Now, let's use the standard form of a quadratic equation:
\[y = ax^2 + bx + c\]
We know that the y-intercept is 4, so when x = 0, y = 4. Substituting these values into the equation, we get:
\[4 = a(0)^2 + b(0) + c\]
Simplifying, we find that c = 4.
Next, we can use the x-intercepts (-3, 0) and (5, 0) to find the values of a and b. When x = -3, y = 0. Substituting these values into the equation, we get:
\[0 = a(-3)^2 + b(-3) + 4\]
Simplifying, we get:
\[9a - 3b + 4 = 0\] ---> (Equation 1)
Similarly, when x = 5, y = 0. Substituting these values into the equation, we get:
\[0 = a(5)^2 + b(5) + 4\]
Simplifying, we get:
\[25a + 5b + 4 = 0\] ---> (Equation 2)
We now have two equations (Equation 1 and Equation 2) with two unknowns (a and b).

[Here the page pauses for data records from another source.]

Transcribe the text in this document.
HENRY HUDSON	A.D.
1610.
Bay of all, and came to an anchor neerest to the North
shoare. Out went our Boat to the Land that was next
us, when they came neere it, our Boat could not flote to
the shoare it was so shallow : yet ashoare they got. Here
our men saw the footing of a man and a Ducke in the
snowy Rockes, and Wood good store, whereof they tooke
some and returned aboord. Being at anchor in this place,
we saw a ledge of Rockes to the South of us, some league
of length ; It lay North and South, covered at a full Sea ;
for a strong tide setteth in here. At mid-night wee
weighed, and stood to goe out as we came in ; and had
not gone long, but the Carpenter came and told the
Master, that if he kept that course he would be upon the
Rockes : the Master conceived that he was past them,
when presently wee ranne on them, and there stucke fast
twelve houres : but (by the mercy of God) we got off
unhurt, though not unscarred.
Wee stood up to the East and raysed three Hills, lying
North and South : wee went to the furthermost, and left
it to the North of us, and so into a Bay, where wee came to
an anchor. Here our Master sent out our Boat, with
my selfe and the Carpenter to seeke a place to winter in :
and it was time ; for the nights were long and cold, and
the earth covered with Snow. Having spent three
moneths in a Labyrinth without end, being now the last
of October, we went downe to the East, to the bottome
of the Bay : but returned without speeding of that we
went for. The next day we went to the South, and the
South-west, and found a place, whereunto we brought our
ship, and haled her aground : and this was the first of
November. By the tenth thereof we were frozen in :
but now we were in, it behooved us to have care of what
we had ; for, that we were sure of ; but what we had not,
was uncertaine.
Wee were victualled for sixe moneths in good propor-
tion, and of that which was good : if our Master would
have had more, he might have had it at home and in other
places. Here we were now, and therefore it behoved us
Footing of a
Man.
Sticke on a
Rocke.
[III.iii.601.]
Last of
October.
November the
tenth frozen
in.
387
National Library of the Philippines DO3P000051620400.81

Solving these equations simultaneously will give us the values of a and b, which we can then substitute back into the equation \(y = ax^2 + bx + c\) to obtain the final equation of the quadratic function.
Solving Equations 1 and 2, we find that a = -1 and b = 2.
Substituting these values into the equation \(y = ax^2 + bx + c\), we get:
\[y = -x^2 + 2x + 4\]
Therefore, the equation of the quadratic function is \[y = -x^2 + 2x + 4\].
Note: The correct answer option is the equation \(y = -x^2 + 2x + 4\).